When Are Claims Suppose To Be Paid?

Anyone in Grand Prairie, Arlington, Mansfield, Cedar Hill, Duncanville, De Soto, Irving, Fort Worth, or anywhere else in Texas would naturally wonder when a claim they submit is suppose to be paid. The lawyerly answer is: It depends. One answer in one situation is shown here.
In 2002, the San Antonio Court of Appeals issued an opinion in a case that dealt with when a claim for underinsured motorist (UIM) benefits should be paid. The style of the case is Lawrence F. Wellisch, III and Maria L Wellisch v. United Services Automobile Association. The case came to the appeals court on an appeal on a motion for summary judgement in favor of United Services Automobile Association (USAA).
Here is some background.
Judith Salinas was driving her car at about 88 miles per hour when she lost control of the vehicle. It rolled over, killing Salinas and her son and severely injuring other passengers, including 15 year old Jessica Wellisch. Jessica was in a coma for five days before dying. The Wellisch’s sued Salinas estate, and, with USAA’s permission, settled. The Wellisches then sought to recover under their USAA UIM coverage. On November 25, 1998, USAA denied the claim, and the Wellischs sued on the insurance contract and for extra-contractual claims.

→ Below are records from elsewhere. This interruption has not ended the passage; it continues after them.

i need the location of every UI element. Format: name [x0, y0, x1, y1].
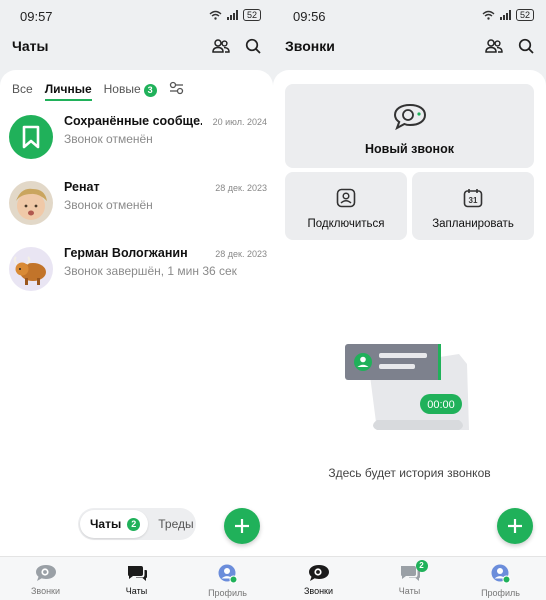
- battery-level: 52: [242, 9, 261, 21]
- new-call-label: Новый звонок: [365, 142, 454, 156]
- nav-profile-label: Профиль: [481, 588, 520, 598]
- empty-history-illustration: 00:00: [341, 340, 481, 445]
- chat-item[interactable]: Ренат 28 дек. 2023 Звонок отменён: [0, 170, 273, 236]
- search-icon: [245, 38, 261, 54]
- bookmark-icon: [22, 125, 40, 149]
- contacts-icon: [212, 39, 230, 53]
- calls-screen: 09:56 52 Звонки Новый звонок Подключитьс…: [273, 0, 546, 600]
- nav-calls[interactable]: Звонки: [0, 557, 91, 600]
- signal-icon: [226, 10, 238, 20]
- call-timer: 00:00: [427, 399, 455, 411]
- contacts-icon: [485, 39, 503, 53]
- nav-calls-label: Звонки: [30, 586, 61, 596]
- profile-icon: [218, 564, 237, 584]
- page-title: Чаты: [12, 38, 49, 54]
- join-label: Подключиться: [307, 218, 385, 230]
- status-time: 09:56: [293, 9, 326, 24]
- chat-last-message: Звонок завершён, 1 мин 36 сек: [64, 264, 237, 278]
- chat-name: Герман Вологжанин: [64, 246, 188, 260]
- chat-panel: Все Личные Новые 3 Сохранённые сообще... …: [0, 70, 273, 556]
- join-call-button[interactable]: Подключиться: [285, 172, 407, 240]
- chat-item[interactable]: Герман Вологжанин 28 дек. 2023 Звонок за…: [0, 236, 273, 302]
- chats-icon: [127, 566, 147, 581]
- nav-chats[interactable]: Чаты: [91, 557, 182, 600]
- signal-icon: [499, 10, 511, 20]
- new-chat-button[interactable]: [224, 508, 260, 544]
- folders-settings-button[interactable]: [169, 81, 184, 98]
- chat-name: Сохранённые сообще...: [64, 114, 202, 128]
- chat-item[interactable]: Сохранённые сообще... 20 июл. 2024 Звоно…: [0, 104, 273, 170]
- search-button[interactable]: [243, 36, 263, 56]
- nav-calls-label: Звонки: [303, 586, 334, 596]
- avatar: [9, 247, 53, 291]
- header: Звонки: [273, 30, 546, 62]
- tab-new-label: Новые: [103, 81, 141, 96]
- contacts-button[interactable]: [484, 36, 504, 56]
- chat-date: 20 июл. 2024: [212, 117, 267, 127]
- header: Чаты: [0, 30, 273, 62]
- segment-chats-count: 2: [127, 517, 141, 531]
- nav-chats-label: Чаты: [398, 586, 421, 596]
- avatar: [9, 181, 53, 225]
- chats-threads-switch: Чаты 2 Треды: [78, 508, 196, 540]
- wifi-icon: [482, 10, 495, 20]
- status-bar: 09:57 52: [0, 0, 273, 30]
- segment-threads[interactable]: Треды: [148, 517, 193, 531]
- nav-profile-label: Профиль: [208, 588, 247, 598]
- calls-icon: [308, 565, 329, 581]
- chat-last-message: Звонок отменён: [64, 198, 153, 212]
- new-call-icon: [393, 104, 426, 130]
- chat-date: 28 дек. 2023: [215, 183, 267, 193]
- nav-chats-label: Чаты: [125, 586, 148, 596]
- page-title: Звонки: [285, 38, 335, 54]
- empty-history-text: Здесь будет история звонков: [328, 466, 491, 480]
- chat-name: Ренат: [64, 180, 100, 194]
- avatar: [9, 115, 53, 159]
- battery-level: 52: [515, 9, 534, 21]
- chat-list: Сохранённые сообще... 20 июл. 2024 Звоно…: [0, 104, 273, 302]
- plus-icon: [508, 519, 522, 533]
- segment-chats[interactable]: Чаты 2: [80, 510, 149, 538]
- contacts-button[interactable]: [211, 36, 231, 56]
- nav-profile[interactable]: Профиль: [182, 557, 273, 600]
- search-button[interactable]: [516, 36, 536, 56]
- filter-tabs: Все Личные Новые 3: [12, 76, 263, 102]
- tab-all[interactable]: Все: [12, 82, 33, 96]
- calendar-icon: 31: [463, 189, 483, 208]
- nav-profile[interactable]: Профиль: [455, 557, 546, 600]
- calls-panel: Новый звонок Подключиться 31 Запланирова…: [273, 70, 546, 556]
- plus-icon: [235, 519, 249, 533]
- tab-new[interactable]: Новые 3: [104, 82, 157, 97]
- chat-date: 28 дек. 2023: [215, 249, 267, 259]
- nav-calls[interactable]: Звонки: [273, 557, 364, 600]
- search-icon: [518, 38, 534, 54]
- folders-settings-icon: [169, 81, 183, 94]
- status-bar: 09:56 52: [273, 0, 546, 30]
- profile-icon: [491, 564, 510, 584]
- wifi-icon: [209, 10, 222, 20]
- new-call-button[interactable]: Новый звонок: [285, 84, 534, 168]
- status-time: 09:57: [20, 9, 53, 24]
- calendar-day: 31: [469, 196, 478, 205]
- calls-icon: [35, 565, 56, 581]
- bottom-navigation: Звонки Чаты Профиль: [0, 556, 273, 600]
- join-icon: [336, 188, 356, 208]
- schedule-label: Запланировать: [432, 218, 514, 230]
- bottom-navigation: Звонки 2 Чаты Профиль: [273, 556, 546, 600]
- new-call-fab[interactable]: [497, 508, 533, 544]
- yak-illustration: [9, 247, 53, 291]
- chats-screen: 09:57 52 Чаты Все Личные Новые 3 Сохранё…: [0, 0, 273, 600]
- chat-last-message: Звонок отменён: [64, 132, 153, 146]
- nav-chats[interactable]: 2 Чаты: [364, 557, 455, 600]
- schedule-call-button[interactable]: 31 Запланировать: [412, 172, 534, 240]
- nav-chats-badge: 2: [415, 560, 428, 572]
- segment-chats-label: Чаты: [90, 517, 122, 531]
- tab-personal[interactable]: Личные: [44, 82, 92, 101]
- tab-new-count: 3: [143, 83, 157, 97]
- child-photo: [9, 181, 53, 225]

A trial was held wherein the Wellishes prevailed on their contract claim. On May 2, 2000, the judgment was entered and on the same day, USAA paid the Wellisches their policy limits of $300,000.
The Wellischs then proceeded on their extra-contractual claims against USAA. The part of this that is relevant to this writing is the claim for delay in paying the claim from November 25, 1998, to May 2, 2000. USAA filed a motion for summary judgement asking the court to rule that there was no liability and the court granted that motion. This appeal ensued.

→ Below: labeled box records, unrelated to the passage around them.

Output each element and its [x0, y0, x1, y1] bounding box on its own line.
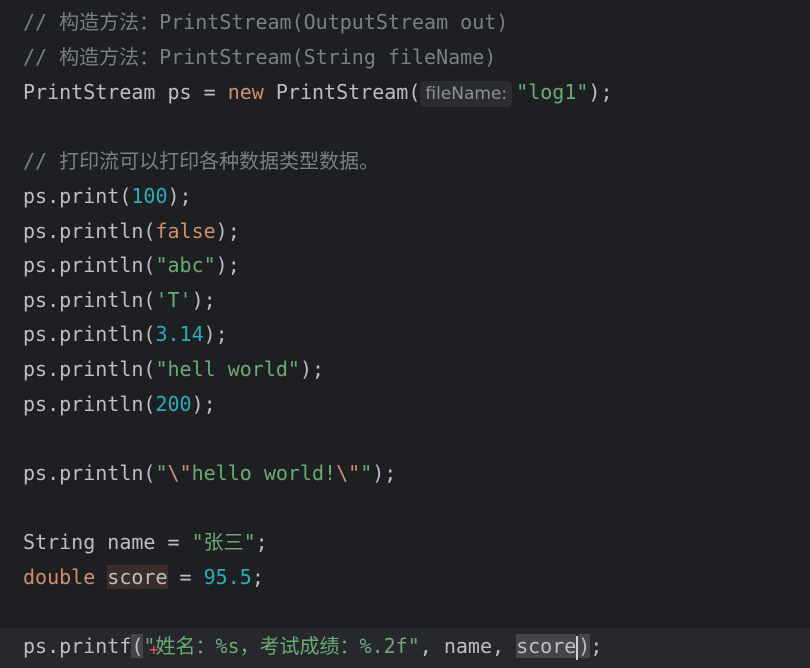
number-token: 3.14 — [155, 322, 204, 346]
code-line-10: ps.println(3.14); — [23, 319, 228, 349]
code-line-14: ps.println("\"hello world!\""); — [23, 458, 396, 488]
escape-token: \" — [336, 461, 361, 485]
text-token: ps.println( — [23, 253, 156, 277]
variable-usage-highlight: score — [107, 565, 168, 589]
text-token: ps.println( — [23, 322, 156, 346]
text-token: ps.println( — [23, 288, 156, 312]
string-token: " — [155, 461, 168, 485]
text-token: ps.print( — [23, 184, 132, 208]
code-line-11: ps.println("hell world"); — [23, 354, 324, 384]
text-token: ps.println( — [23, 219, 156, 243]
string-token: "log1" — [516, 80, 589, 104]
keyword-token: new — [227, 80, 264, 104]
code-line-17: double score = 95.5; — [23, 562, 264, 592]
text-token: ps.println( — [23, 461, 156, 485]
text-token: ; — [255, 530, 268, 554]
code-line-12: ps.println(200); — [23, 389, 216, 419]
string-token: hello world! — [191, 461, 337, 485]
string-token: "姓名：%s，考试成绩：%.2f" — [143, 634, 420, 658]
number-token: 95.5 — [203, 565, 252, 589]
code-line-16: String name = "张三"; — [23, 527, 268, 557]
text-token: ps.printf — [23, 634, 132, 658]
text-token: ps.println( — [23, 357, 156, 381]
mouse-pointer-icon: + — [149, 640, 159, 659]
parameter-hint: fileName: — [420, 81, 513, 107]
text-token: ps = — [155, 80, 228, 104]
keyword-token: double — [23, 565, 96, 589]
matching-paren-open: ( — [131, 634, 144, 658]
code-line-3: PrintStream ps = new PrintStream(fileNam… — [23, 77, 613, 107]
type-token: PrintStream — [23, 80, 156, 104]
text-token: ; — [251, 565, 264, 589]
text-token: ; — [590, 634, 603, 658]
text-token: ); — [215, 219, 240, 243]
code-editor[interactable]: // 构造方法：PrintStream(OutputStream out) //… — [0, 0, 810, 668]
text-token: ); — [215, 253, 240, 277]
text-token: ); — [191, 392, 216, 416]
code-line-2: // 构造方法：PrintStream(String fileName) — [23, 45, 497, 69]
variable-usage-highlight: score — [516, 634, 577, 658]
code-line-6: ps.print(100); — [23, 181, 192, 211]
code-line-7: ps.println(false); — [23, 216, 240, 246]
text-token: name = — [95, 530, 192, 554]
text-token: ); — [203, 322, 228, 346]
text-token: ); — [167, 184, 192, 208]
code-line-9: ps.println('T'); — [23, 285, 216, 315]
text-token: ); — [191, 288, 216, 312]
text-token: = — [167, 565, 204, 589]
string-token: "abc" — [155, 253, 216, 277]
string-token: " — [360, 461, 373, 485]
escape-token: \" — [167, 461, 192, 485]
code-line-5: // 打印流可以打印各种数据类型数据。 — [23, 149, 380, 173]
string-token: "张三" — [191, 530, 256, 554]
text-token: PrintStream( — [263, 80, 421, 104]
matching-paren-close: ) — [578, 634, 591, 658]
text-token: ); — [372, 461, 397, 485]
text-token: ps.println( — [23, 392, 156, 416]
string-token: "hell world" — [155, 357, 300, 381]
text-token: ); — [588, 80, 613, 104]
text-token: ); — [299, 357, 325, 381]
text-token: , name, — [419, 634, 517, 658]
code-line-8: ps.println("abc"); — [23, 250, 240, 280]
keyword-token: false — [155, 219, 216, 243]
string-token: 'T' — [155, 288, 192, 312]
type-token: String — [23, 530, 96, 554]
number-token: 100 — [131, 184, 168, 208]
code-line-1: // 构造方法：PrintStream(OutputStream out) — [23, 10, 509, 34]
number-token: 200 — [155, 392, 192, 416]
code-line-19: ps.printf("姓名：%s，考试成绩：%.2f", name, score… — [23, 631, 602, 661]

The Wellisches asserted that USAA’s denial of their claim on November 25, 1998, was a violation of the Texas Insurance Code, Prompt Payment of Claims Act, and thus they were entitled to Section 542.060 penalties. USAA countered, arguing that the money was not due until judgment was rendered on May 2, 2000, and since they paid on that same day, they had no liability under Section 542.060.
The USAA policy provided that USAA would “pay all damages which a covered person is legally entitled to recover ….”
In discussing this case the court looked at how other courts have ruled and stated, “Various courts have construed the phrase ‘legally entitled to recover’ in similar UIM policies to mean that the insured must establish the uninsured motorist’s fault and the extent of the resulting damages before becoming entitled to recover UIM benefits.” They went on to say that those other courts make clear that an insurer is not obligated to pay UIM benefits until the insured becomes legally entitled to those benefits. Thus, an insurer has the right to withhold payment of UIM benefits until the insured’s legal entitlement is established.
In looking at the statute, they said that the plain objective of the statute is to obtain prompt payment of claims, and as a court, they must liberally construe the statute to promote its underlying purposes. Failure to comply with the statute is what would result in penalties for failure to comply with the statute.
However, as the court stated, “Nothing in (the prompt payment of claims act) suggests that an insurance company cannot dispute and deny a claim. In fact, the statute is premised on the presumption that carriers have the right to dispute claims. It merely requires that they do so promptly. Further, nothing in (the act) precludes an insurer from awaiting a judicial determination of an insured’s ‘legal entitlement’ to UIM benefits. It merely requires that the insurer notify the insured of its reasons for delaying the acceptance or rejection of a claim.”
An experienced Insurance Law Attorney can read Section 542.055, 542.056, and 542.057 and advise a client how best to proceed. These situations can be very fact specific. When dealing with UIM cases, too many times a person has to wait until there has been a judicial determination of fault and damages. Most other cases do not require this wait.